The Android system is usually vulnerable to multiple attacks from cyber criminals worldwide. This is exactly why Google (Android) as well as OEMs usually release security updates for smartphones. Recently, two Android updates were released and this a “must download” for Android users. According to Google, these updates take care of what it describes as “critical security vulnerability”. Google announced the release of these updates in its new security bulletin. The two Android security patches started rolling out 2020-07-01 and 2020-07-05. These updates also solve difficult security vulnerabilities.
According to the bulletin, one of the updates takes care of vulnerabilities in Android and Google services. However, the other handles the repair of Broadcom, MediaTek, and Qualcomm components. Google says that this update repairs quite serious vulnerabilities. It hopes that smartphone manufacturers will also release this update for their smartphones. Nevertheless, if you are lucky to have gotten this update, please install it immediately. Google’s statement on the update partly reads
“The most severe of these issues is a critical security vulnerability in the System component. This vulnerability could enable a remote attacker using a specially crafted file to execute arbitrary code within the context of a privileged process. The severity assessment is based on the effect that exploiting the vulnerability would possibly have on an affected device, assuming the platform and service mitigations are turned off for development purposes or if successfully bypassed”.

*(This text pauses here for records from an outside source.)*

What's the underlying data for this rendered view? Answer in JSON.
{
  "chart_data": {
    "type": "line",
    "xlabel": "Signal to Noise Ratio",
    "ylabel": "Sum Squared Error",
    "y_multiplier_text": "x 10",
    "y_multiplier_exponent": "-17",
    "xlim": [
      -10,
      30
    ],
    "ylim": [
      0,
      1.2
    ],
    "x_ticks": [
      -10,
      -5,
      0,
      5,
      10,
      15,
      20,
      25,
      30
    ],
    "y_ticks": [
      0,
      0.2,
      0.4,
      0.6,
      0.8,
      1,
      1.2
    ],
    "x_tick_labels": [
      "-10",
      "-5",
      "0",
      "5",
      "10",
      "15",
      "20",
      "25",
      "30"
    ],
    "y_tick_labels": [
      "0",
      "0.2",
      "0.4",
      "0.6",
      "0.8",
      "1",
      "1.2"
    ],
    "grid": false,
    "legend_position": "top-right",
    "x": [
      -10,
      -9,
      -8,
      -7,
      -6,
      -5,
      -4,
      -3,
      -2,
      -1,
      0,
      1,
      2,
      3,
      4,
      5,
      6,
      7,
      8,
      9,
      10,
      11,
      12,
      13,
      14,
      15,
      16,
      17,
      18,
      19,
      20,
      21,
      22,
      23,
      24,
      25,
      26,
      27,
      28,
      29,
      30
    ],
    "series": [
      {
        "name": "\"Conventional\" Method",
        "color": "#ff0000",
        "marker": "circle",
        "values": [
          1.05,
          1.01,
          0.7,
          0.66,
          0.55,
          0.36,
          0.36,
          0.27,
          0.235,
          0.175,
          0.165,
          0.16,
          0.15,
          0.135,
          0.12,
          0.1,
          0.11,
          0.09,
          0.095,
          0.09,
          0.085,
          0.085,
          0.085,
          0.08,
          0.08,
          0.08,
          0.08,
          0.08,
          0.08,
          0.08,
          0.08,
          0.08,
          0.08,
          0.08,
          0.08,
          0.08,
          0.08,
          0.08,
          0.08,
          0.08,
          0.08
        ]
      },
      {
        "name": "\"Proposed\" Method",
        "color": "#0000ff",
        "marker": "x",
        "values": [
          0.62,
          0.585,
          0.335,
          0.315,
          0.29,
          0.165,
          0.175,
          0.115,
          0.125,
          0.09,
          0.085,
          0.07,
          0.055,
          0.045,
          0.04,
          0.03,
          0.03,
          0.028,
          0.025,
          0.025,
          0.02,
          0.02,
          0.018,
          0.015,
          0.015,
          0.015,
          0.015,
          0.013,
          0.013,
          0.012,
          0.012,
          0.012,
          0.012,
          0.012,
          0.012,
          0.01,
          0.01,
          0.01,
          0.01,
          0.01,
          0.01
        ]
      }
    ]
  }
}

Google OTA files are available in the source link
One of the vulnerabilities allows local malicious applications to bypass user interaction requirements to obtain additional permissions. This means that users don’t need to determine access permissions, and malicious apps can access your phone in depth. This is probably the most serious vulnerability in the announcement. However, as long as you fix it by installing the update if available, you don’t have to worry about it. Another media framework vulnerability allows remote attackers to use a specific file to execute arbitrary code in a privileged process.
If you are looking for OTA files for your Pixel devices to fix these vulnerabilities immediately, you can fix them through the Android source link. Among the component fixes, Qualcomm components is the most affected. If you are using pure Android, you should be getting this update about now. However, other systems may take some time before they release the update for users. Thus, if your device does not have this update, please be patient. It will probably arrive in the coming weeks if your OEM deems it as important.